If you eat lunch at work, challenge yourself to see how often you can make your own.
You’ll save so much money too!
Refill old containers!
A growing number of refill shops are springing up, where you can refill bottles of things like washing up liquid, laundry detergent and fabric conditioner – as well as shower gels, shampoos and conditioners.
You can also take along food containers and fill them with store cupboard staples, like oats, rice and pasta.Supermarkets are getting in on the act too.
Morrisons, Waitrose, Ocado and Marks & Spencer recently joined a refillable grocery partnership.
By the end of the year, they plan to roll out both unpackaged options in-store and pre-filled mini bulk containers for home deliveries, which customers return when it’s their next delivery.
Most takeaway coffee cups are lined with a plastic coating, to stop them leaking.
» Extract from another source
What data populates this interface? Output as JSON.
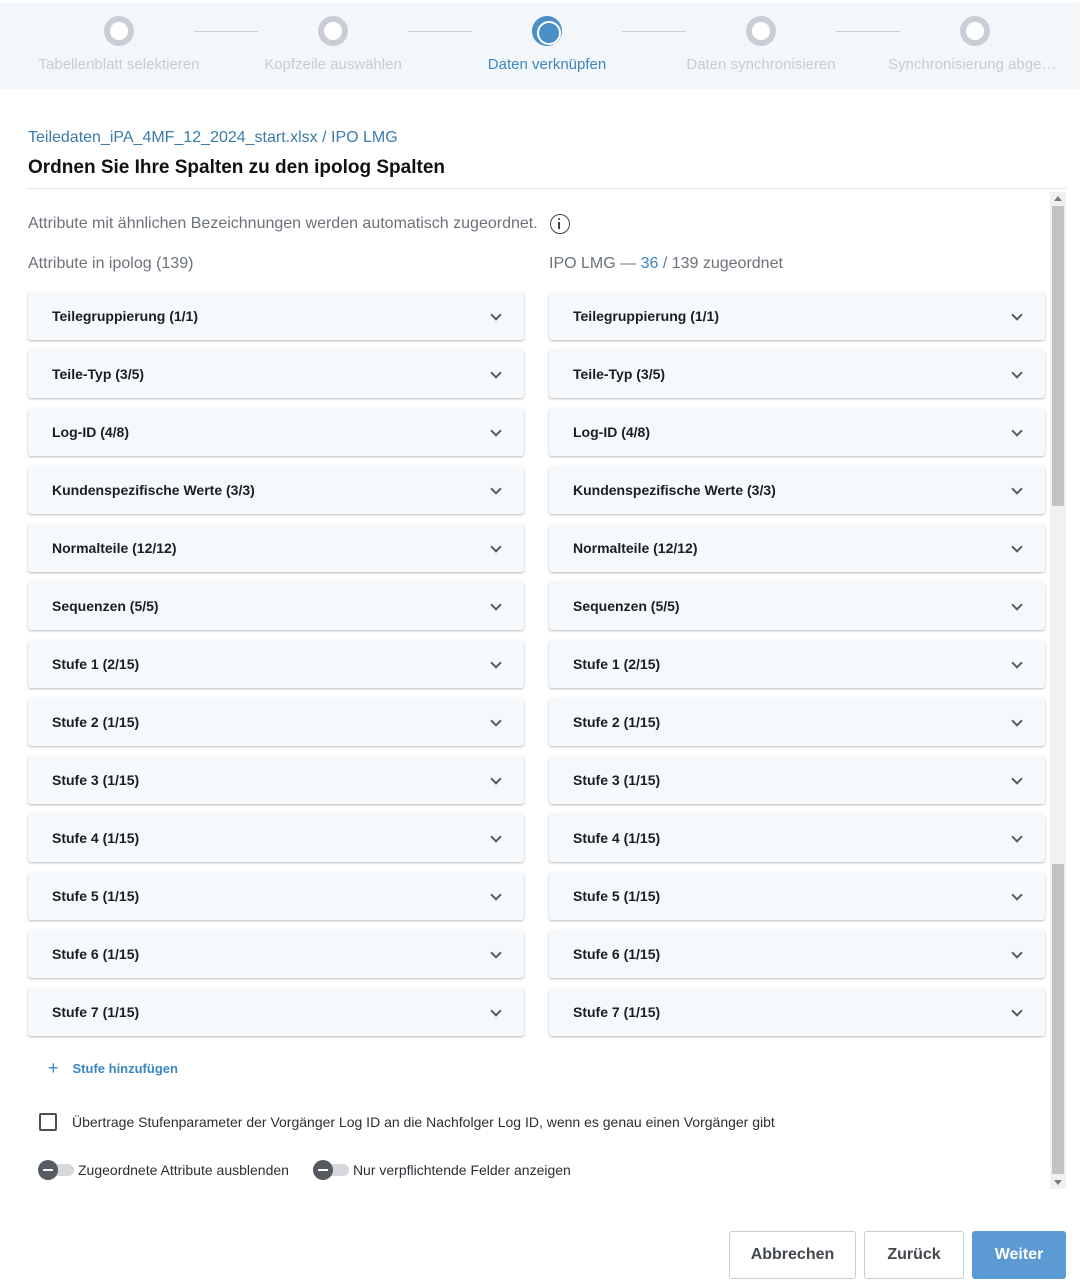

Each one contributes to the plastic problem, so try and invest in a reusable cup.
Once you get into the habit of taking it with you, it becomes the norm!
More than 1.2 billion metres of cling film is used by British households every year.
See if you can manage without it by covering bowls of leftovers with a plate or storing them in Tupperware.
You could also invest in reusable beeswax wraps. Lakeland has a good selection. Online, you can try eco shop Peace with the Wild.
Fact or fiction
Palm oil is an environmental no-no.
It’s a major cause of deforestation and looming extinction of orangutans.
However, you can buy biscuits and cleaning products containing ‘Fair Palm’ – sustainable palm oil, online from Traidcraft.